SAT Math Multiple Choice Question 165: Answer and Explanation
15. Which of the following lines contains all points equidistant from the points (0, 4) and (8, 0) in the xy-plane?
- A. 2y = -x + 8
- B. 2y = x
- C. y = 2x - 6
- D. y = -2x
Correct Answer: C
C First, start with a sketch of the two points to see what the line in question might look like.
The point directly between the two points will definitely be on the line, so find the midpoint of the two points. Midpoint = (4, 2). Check this point in the answer choices and eliminate any that do not contain it. Choice (A) becomes 2(2) = -4 + 8 or 4 = 4, which is true. Choice (B) becomes 2(2) = 4, and (C) becomes 2 = 2(4) - 6 or 2 = 8 - 6. These are also true, but (D) becomes 2 = -2(4), which is false. Eliminate (D). To sketch the remaining equations, rewrite them in slope-intercept form of the equation y = mx + b, where m is the slope and b is the y-intercept.
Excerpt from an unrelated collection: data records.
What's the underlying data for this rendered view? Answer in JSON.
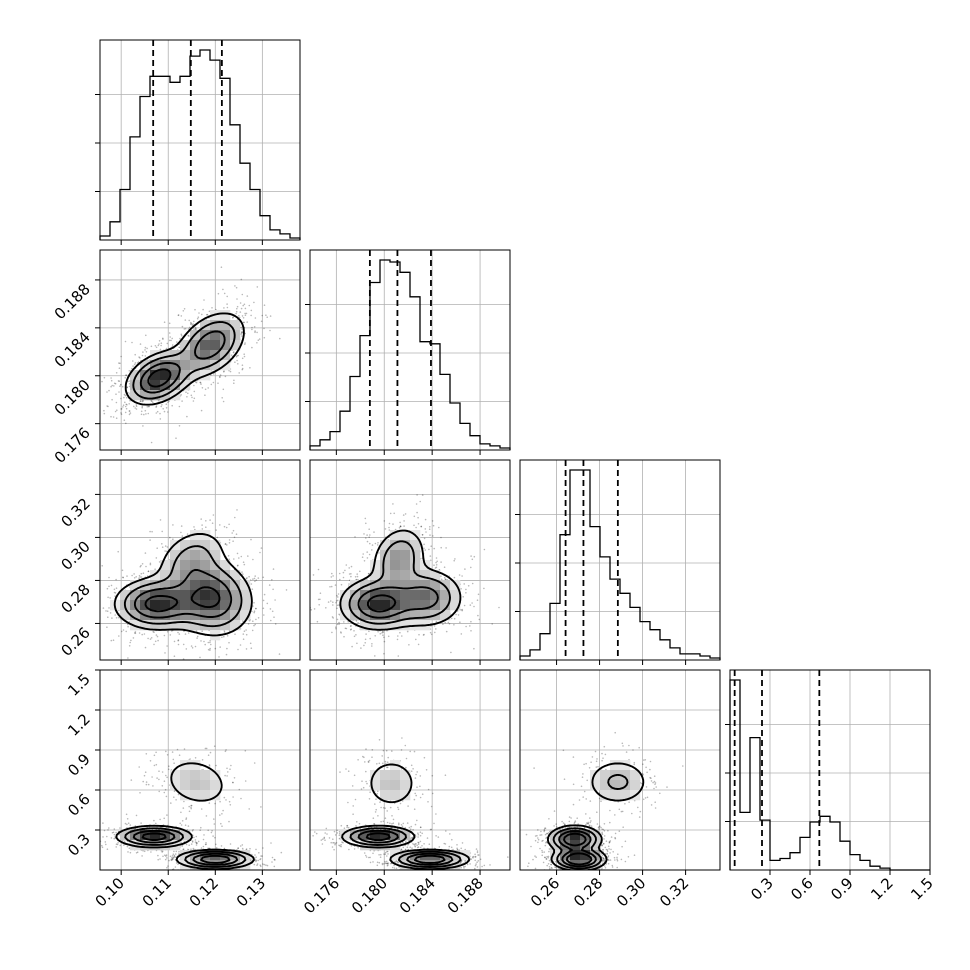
{
  "chart_data": {
    "type": "corner",
    "parameters": [
      {
        "ticks": [
          0.1,
          0.11,
          0.12,
          0.13
        ],
        "tick_labels": [
          "0.10",
          "0.11",
          "0.12",
          "0.13"
        ],
        "range": [
          0.0955,
          0.138
        ],
        "quantiles": [
          0.1068,
          0.1148,
          0.1214
        ],
        "hist": [
          0.02,
          0.09,
          0.25,
          0.51,
          0.71,
          0.81,
          0.81,
          0.78,
          0.81,
          0.91,
          0.94,
          0.89,
          0.8,
          0.57,
          0.38,
          0.25,
          0.12,
          0.05,
          0.03,
          0.01
        ]
      },
      {
        "ticks": [
          0.176,
          0.18,
          0.184,
          0.188
        ],
        "tick_labels": [
          "0.176",
          "0.180",
          "0.184",
          "0.188"
        ],
        "range": [
          0.1738,
          0.1905
        ],
        "quantiles": [
          0.1788,
          0.1811,
          0.1839
        ],
        "hist": [
          0.02,
          0.05,
          0.09,
          0.19,
          0.36,
          0.56,
          0.82,
          0.93,
          0.92,
          0.87,
          0.75,
          0.53,
          0.52,
          0.37,
          0.23,
          0.13,
          0.07,
          0.03,
          0.02,
          0.01
        ]
      },
      {
        "ticks": [
          0.26,
          0.28,
          0.3,
          0.32
        ],
        "tick_labels": [
          "0.26",
          "0.28",
          "0.30",
          "0.32"
        ],
        "range": [
          0.243,
          0.336
        ],
        "quantiles": [
          0.2642,
          0.2725,
          0.2885
        ],
        "hist": [
          0.02,
          0.05,
          0.13,
          0.28,
          0.62,
          0.94,
          0.94,
          0.66,
          0.51,
          0.4,
          0.33,
          0.26,
          0.19,
          0.15,
          0.1,
          0.06,
          0.03,
          0.03,
          0.02,
          0.01
        ]
      },
      {
        "ticks": [
          0.3,
          0.6,
          0.9,
          1.2,
          1.5
        ],
        "tick_labels": [
          "0.3",
          "0.6",
          "0.9",
          "1.2",
          "1.5"
        ],
        "range": [
          0.0,
          1.5
        ],
        "quantiles": [
          0.035,
          0.24,
          0.67
        ],
        "hist": [
          0.99,
          0.3,
          0.69,
          0.26,
          0.05,
          0.06,
          0.09,
          0.17,
          0.25,
          0.28,
          0.25,
          0.15,
          0.08,
          0.05,
          0.02,
          0.01,
          0.0,
          0.0,
          0.0,
          0.0
        ]
      }
    ],
    "modes": {
      "1_0": [
        {
          "mx": 0.108,
          "my": 0.1798,
          "sx": 0.0035,
          "sy": 0.0011,
          "r": 0.35,
          "w": 1.0
        },
        {
          "mx": 0.119,
          "my": 0.1826,
          "sx": 0.0038,
          "sy": 0.0014,
          "r": 0.4,
          "w": 0.75
        }
      ],
      "2_0": [
        {
          "mx": 0.1075,
          "my": 0.269,
          "sx": 0.0045,
          "sy": 0.006,
          "r": 0.0,
          "w": 1.0
        },
        {
          "mx": 0.119,
          "my": 0.272,
          "sx": 0.0045,
          "sy": 0.009,
          "r": -0.1,
          "w": 0.95
        },
        {
          "mx": 0.115,
          "my": 0.29,
          "sx": 0.004,
          "sy": 0.008,
          "r": 0.3,
          "w": 0.4
        }
      ],
      "2_1": [
        {
          "mx": 0.1795,
          "my": 0.269,
          "sx": 0.0016,
          "sy": 0.006,
          "r": 0.0,
          "w": 1.0
        },
        {
          "mx": 0.1835,
          "my": 0.272,
          "sx": 0.0016,
          "sy": 0.007,
          "r": 0.0,
          "w": 0.7
        },
        {
          "mx": 0.1812,
          "my": 0.29,
          "sx": 0.0012,
          "sy": 0.008,
          "r": 0.2,
          "w": 0.55
        }
      ],
      "3_0": [
        {
          "mx": 0.116,
          "my": 0.66,
          "sx": 0.0042,
          "sy": 0.11,
          "r": -0.2,
          "w": 0.3
        },
        {
          "mx": 0.107,
          "my": 0.25,
          "sx": 0.004,
          "sy": 0.04,
          "r": 0.0,
          "w": 1.0
        },
        {
          "mx": 0.12,
          "my": 0.08,
          "sx": 0.004,
          "sy": 0.035,
          "r": 0.0,
          "w": 1.1
        }
      ],
      "3_1": [
        {
          "mx": 0.1806,
          "my": 0.65,
          "sx": 0.0013,
          "sy": 0.11,
          "r": 0.0,
          "w": 0.3
        },
        {
          "mx": 0.1795,
          "my": 0.25,
          "sx": 0.0015,
          "sy": 0.04,
          "r": 0.0,
          "w": 1.0
        },
        {
          "mx": 0.1838,
          "my": 0.08,
          "sx": 0.0016,
          "sy": 0.035,
          "r": 0.0,
          "w": 1.1
        }
      ],
      "3_2": [
        {
          "mx": 0.2885,
          "my": 0.66,
          "sx": 0.0085,
          "sy": 0.1,
          "r": 0.0,
          "w": 0.3
        },
        {
          "mx": 0.2685,
          "my": 0.23,
          "sx": 0.006,
          "sy": 0.05,
          "r": 0.0,
          "w": 1.0
        },
        {
          "mx": 0.2705,
          "my": 0.08,
          "sx": 0.006,
          "sy": 0.04,
          "r": 0.0,
          "w": 1.1
        }
      ]
    },
    "grid": true,
    "title": "",
    "xlabel": "",
    "ylabel": ""
  }
}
Choice (A) becomes y = -x + 4, (B) becomes y = x, and (C) is already in the right form. Now sketch the graphs of each of these on the xy-plane.
The line in (A) contains both the given points, but all the points to the left of (0, 4) are closer to that point and all those to the right of (8, 0) are closer to it. So eliminate (A). Many points on line (B) are also clearly closer to one or the other of the given points, so eliminate (B). Line (C) appears to be perpendicular to the line formed by the two given points, and this is in fact what will make all the points on a line equidistant from 2 given points. Therefore, the correct answer is (C).